The “Star of David” is Pagan

What is the origin of the “Star of David”? Was it really the ancient symbol on David’s shield? Did it originate with king Solomon?  What is the meaning of two interlaced triangles, one pointed upward and one pointed down? Where did this ancient symbol REALLY originate? Why does this symbol figure so prominently in the modern nation of Israel, today? You may be totally shocked at the explosive, provocative answers to these questions! 

by William F. Dankenbring
A Jewish Orthodox internet website tells us:  “The Magen David (shield of David, or as it is more commonly known, the Star of David) is the symbol most commonly associated with Judaism today, but it isactually a relatively new Jewish symbol. It is supposed to represent the shape of King David’s shield (or perhaps the emblem on it), but there is really no support for that claim in any early rabbinic literature. In fact, the symbol is so rare in early Jewish literature and artwork that art dealers suspect forgery if they find the symbol in early works.
“Scholars such as Franz Rosenzweig have attributed deep theological significance to the symbol. For example, some note that the top triangle strives upward, toward G-d, while the lower triangle strives downward, toward the real world. Some note that the intertwining makes the triangles inseparable, like the Jewish people.  Some say that the three sides represent the three types of Jews: Kohanin, Levites and Israel. Some note that there are actually 12 sides (3 exterior and 3 interior on each triangle), representing the 12 tribes. While these theories are theologically interesting, they have little basis in historical fact.”

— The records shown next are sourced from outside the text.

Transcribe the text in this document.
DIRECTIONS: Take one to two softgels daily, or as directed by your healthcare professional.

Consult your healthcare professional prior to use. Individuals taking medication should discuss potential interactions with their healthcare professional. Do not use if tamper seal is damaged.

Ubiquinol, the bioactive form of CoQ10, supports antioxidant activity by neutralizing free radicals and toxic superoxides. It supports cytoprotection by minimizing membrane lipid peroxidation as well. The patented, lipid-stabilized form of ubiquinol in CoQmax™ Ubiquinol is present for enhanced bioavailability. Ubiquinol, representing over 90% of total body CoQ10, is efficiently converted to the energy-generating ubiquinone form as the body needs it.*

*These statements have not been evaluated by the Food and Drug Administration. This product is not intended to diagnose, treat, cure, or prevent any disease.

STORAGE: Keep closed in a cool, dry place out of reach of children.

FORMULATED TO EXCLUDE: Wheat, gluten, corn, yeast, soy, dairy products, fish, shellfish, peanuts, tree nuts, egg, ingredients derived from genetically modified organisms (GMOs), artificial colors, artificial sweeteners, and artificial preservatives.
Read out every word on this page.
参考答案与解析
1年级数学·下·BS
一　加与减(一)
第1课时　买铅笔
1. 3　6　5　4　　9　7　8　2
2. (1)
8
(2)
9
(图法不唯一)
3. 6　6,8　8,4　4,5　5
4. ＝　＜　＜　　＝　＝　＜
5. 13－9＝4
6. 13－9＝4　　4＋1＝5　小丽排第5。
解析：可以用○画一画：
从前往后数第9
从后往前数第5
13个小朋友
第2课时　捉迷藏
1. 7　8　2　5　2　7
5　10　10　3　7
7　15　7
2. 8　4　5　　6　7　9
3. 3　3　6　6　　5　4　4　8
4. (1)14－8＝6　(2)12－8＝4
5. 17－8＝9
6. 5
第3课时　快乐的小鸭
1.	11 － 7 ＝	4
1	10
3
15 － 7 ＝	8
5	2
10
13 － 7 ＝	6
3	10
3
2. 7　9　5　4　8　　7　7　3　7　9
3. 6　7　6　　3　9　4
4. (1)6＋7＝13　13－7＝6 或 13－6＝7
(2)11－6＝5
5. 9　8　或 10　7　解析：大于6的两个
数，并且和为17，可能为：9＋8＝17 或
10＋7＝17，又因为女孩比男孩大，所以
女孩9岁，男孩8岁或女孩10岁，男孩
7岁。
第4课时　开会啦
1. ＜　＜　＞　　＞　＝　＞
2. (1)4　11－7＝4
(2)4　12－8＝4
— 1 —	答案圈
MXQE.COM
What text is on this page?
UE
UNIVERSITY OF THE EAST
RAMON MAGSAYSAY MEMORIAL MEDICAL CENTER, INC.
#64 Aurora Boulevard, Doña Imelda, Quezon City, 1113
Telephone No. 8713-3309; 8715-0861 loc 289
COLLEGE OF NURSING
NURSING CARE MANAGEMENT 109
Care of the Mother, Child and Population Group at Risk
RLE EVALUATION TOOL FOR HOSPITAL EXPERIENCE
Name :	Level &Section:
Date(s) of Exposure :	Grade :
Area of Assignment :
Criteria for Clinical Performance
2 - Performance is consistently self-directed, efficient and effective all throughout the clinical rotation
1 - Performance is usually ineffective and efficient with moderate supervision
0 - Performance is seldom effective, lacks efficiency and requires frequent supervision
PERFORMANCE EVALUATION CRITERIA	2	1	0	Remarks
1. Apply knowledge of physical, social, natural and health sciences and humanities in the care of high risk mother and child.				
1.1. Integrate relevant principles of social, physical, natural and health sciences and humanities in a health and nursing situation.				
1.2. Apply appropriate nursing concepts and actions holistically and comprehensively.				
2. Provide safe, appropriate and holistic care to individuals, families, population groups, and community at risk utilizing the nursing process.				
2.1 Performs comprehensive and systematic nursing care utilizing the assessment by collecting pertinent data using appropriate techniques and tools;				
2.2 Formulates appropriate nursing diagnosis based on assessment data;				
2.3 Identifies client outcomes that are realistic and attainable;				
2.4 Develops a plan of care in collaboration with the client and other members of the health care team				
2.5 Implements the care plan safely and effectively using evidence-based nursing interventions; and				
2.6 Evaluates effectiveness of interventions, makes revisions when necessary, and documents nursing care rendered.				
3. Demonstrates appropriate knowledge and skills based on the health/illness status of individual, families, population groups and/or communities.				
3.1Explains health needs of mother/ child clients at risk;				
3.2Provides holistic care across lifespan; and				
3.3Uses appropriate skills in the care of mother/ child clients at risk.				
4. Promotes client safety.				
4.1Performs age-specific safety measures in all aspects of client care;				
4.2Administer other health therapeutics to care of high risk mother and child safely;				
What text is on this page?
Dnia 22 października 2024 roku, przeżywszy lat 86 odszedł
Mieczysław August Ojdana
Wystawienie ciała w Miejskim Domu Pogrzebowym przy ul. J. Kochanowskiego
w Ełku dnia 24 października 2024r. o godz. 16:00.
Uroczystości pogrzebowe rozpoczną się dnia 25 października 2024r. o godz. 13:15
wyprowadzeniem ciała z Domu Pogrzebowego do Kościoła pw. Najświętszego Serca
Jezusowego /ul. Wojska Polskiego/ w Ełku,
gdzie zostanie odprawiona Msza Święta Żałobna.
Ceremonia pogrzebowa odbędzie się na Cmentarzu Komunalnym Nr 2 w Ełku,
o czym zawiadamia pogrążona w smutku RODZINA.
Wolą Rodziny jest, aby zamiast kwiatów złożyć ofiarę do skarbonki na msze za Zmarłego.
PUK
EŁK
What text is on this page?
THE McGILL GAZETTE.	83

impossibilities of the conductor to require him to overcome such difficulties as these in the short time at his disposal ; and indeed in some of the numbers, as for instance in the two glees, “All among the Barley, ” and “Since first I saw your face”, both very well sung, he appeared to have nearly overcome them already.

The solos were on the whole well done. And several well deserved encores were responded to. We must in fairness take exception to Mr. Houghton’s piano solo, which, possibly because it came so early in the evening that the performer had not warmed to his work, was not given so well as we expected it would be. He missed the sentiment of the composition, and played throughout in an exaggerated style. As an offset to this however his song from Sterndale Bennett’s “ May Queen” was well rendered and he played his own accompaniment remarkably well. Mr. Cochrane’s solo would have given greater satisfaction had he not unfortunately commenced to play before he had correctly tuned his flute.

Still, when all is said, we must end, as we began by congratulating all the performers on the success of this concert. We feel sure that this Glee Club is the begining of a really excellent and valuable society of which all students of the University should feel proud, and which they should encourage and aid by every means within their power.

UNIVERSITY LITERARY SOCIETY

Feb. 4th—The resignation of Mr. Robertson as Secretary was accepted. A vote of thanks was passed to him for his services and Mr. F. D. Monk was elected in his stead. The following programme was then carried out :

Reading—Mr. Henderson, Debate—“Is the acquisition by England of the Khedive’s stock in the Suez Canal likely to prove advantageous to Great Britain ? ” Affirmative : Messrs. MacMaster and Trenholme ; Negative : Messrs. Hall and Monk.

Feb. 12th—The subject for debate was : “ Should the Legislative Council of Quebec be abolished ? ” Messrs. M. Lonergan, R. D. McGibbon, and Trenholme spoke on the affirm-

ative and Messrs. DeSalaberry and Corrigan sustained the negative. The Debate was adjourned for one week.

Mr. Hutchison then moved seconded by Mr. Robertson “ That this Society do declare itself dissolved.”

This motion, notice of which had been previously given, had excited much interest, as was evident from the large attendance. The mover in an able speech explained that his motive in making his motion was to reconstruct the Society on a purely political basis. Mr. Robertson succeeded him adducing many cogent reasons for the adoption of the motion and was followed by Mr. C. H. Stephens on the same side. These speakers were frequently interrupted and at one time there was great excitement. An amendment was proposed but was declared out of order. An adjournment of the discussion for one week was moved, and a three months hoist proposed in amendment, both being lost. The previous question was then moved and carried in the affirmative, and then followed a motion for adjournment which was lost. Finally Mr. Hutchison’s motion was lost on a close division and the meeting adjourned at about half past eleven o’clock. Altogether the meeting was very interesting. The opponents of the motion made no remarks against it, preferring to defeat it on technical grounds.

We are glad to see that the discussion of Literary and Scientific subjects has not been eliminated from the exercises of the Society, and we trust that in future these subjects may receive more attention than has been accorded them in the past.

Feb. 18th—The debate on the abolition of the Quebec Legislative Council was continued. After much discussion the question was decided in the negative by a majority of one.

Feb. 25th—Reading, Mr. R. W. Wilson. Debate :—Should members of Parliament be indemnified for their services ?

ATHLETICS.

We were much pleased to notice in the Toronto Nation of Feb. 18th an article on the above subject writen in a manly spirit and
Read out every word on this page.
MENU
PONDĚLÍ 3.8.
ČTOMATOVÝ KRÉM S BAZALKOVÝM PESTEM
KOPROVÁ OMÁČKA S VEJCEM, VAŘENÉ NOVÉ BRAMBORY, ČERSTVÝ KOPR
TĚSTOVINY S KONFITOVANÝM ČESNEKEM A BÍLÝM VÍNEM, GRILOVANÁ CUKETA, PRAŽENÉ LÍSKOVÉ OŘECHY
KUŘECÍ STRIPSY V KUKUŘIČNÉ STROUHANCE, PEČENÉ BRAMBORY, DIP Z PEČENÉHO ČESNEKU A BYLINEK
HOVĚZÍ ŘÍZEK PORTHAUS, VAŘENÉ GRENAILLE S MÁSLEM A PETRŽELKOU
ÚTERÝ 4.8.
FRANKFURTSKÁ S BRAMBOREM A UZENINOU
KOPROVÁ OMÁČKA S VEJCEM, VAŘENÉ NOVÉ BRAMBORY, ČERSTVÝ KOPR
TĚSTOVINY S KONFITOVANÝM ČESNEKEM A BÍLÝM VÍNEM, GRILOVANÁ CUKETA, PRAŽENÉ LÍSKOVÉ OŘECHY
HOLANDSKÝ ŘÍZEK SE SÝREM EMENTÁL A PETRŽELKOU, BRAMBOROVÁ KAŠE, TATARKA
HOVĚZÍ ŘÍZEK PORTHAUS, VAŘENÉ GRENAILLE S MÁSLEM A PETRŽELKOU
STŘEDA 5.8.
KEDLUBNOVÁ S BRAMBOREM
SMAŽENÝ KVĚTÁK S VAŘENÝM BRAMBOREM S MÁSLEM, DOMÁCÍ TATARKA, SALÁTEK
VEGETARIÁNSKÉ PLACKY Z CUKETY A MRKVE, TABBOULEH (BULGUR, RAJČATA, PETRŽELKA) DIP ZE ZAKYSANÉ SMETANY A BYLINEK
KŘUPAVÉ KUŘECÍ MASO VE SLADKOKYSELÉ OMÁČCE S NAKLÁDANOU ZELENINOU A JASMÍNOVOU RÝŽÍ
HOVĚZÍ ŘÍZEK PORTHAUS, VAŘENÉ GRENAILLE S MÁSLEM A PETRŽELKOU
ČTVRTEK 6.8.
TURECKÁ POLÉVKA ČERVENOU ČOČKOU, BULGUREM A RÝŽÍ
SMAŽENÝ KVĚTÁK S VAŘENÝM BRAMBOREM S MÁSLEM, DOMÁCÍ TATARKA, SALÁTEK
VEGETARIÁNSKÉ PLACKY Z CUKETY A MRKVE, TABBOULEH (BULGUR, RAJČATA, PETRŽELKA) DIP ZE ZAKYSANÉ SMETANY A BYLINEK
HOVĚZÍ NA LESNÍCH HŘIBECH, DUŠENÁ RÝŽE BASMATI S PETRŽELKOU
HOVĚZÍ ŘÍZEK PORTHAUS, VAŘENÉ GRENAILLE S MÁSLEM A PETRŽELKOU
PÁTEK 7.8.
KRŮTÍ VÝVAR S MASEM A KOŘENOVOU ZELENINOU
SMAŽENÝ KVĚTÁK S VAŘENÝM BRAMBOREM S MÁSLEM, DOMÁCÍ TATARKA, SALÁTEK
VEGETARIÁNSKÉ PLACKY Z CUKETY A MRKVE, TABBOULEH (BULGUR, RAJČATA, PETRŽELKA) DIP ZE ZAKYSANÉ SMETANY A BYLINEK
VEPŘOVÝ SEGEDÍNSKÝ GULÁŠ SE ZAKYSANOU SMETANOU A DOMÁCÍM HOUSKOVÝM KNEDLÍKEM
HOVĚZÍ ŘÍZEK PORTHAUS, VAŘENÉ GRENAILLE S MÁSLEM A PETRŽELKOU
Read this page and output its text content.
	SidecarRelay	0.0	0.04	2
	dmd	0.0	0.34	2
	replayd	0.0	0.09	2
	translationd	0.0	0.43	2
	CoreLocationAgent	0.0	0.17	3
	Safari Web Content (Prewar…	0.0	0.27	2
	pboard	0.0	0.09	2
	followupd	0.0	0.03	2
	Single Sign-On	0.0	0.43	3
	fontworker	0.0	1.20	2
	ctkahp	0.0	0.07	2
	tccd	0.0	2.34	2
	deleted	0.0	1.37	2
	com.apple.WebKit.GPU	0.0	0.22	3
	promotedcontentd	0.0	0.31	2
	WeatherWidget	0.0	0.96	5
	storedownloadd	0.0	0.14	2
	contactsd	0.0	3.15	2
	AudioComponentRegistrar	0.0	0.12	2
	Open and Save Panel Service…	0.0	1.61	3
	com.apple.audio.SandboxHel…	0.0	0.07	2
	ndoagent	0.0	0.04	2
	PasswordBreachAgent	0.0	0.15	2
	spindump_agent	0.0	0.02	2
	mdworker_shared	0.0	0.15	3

The site continues:  “The symbol of intertwined equilateral triangles is a common one in the Middle East and North Africa, and is thought to bring good luck. It appears occasionally in early Jewish artwork, but never as an exclusively Jewish symbol. The nearest thing to an ‘official’ Jewish symbol at the time was the seven-branched “menorah.”
In the 17th century, it became a popular practice to put Magen Davids on the outside of Jewish synagogues to identify them as Jewish houses of worship in much the same way that a cross identified a Christian house of worship.
The so-called “Star of David” gained popularity as a symbol of Judaism when it was adopted as the emblem of the Zionist movement in 1897, but the symbol continued to be very controversial for many years. When the modern state of Israel was founded in 1948, there was much debate over whether this symbol should be used on the flag.
Today, of course, the “Star of David” is a universally recognized symbol of Jewry. It appears on the flag of the state of Israel.  Its real origins, however, are not so pure.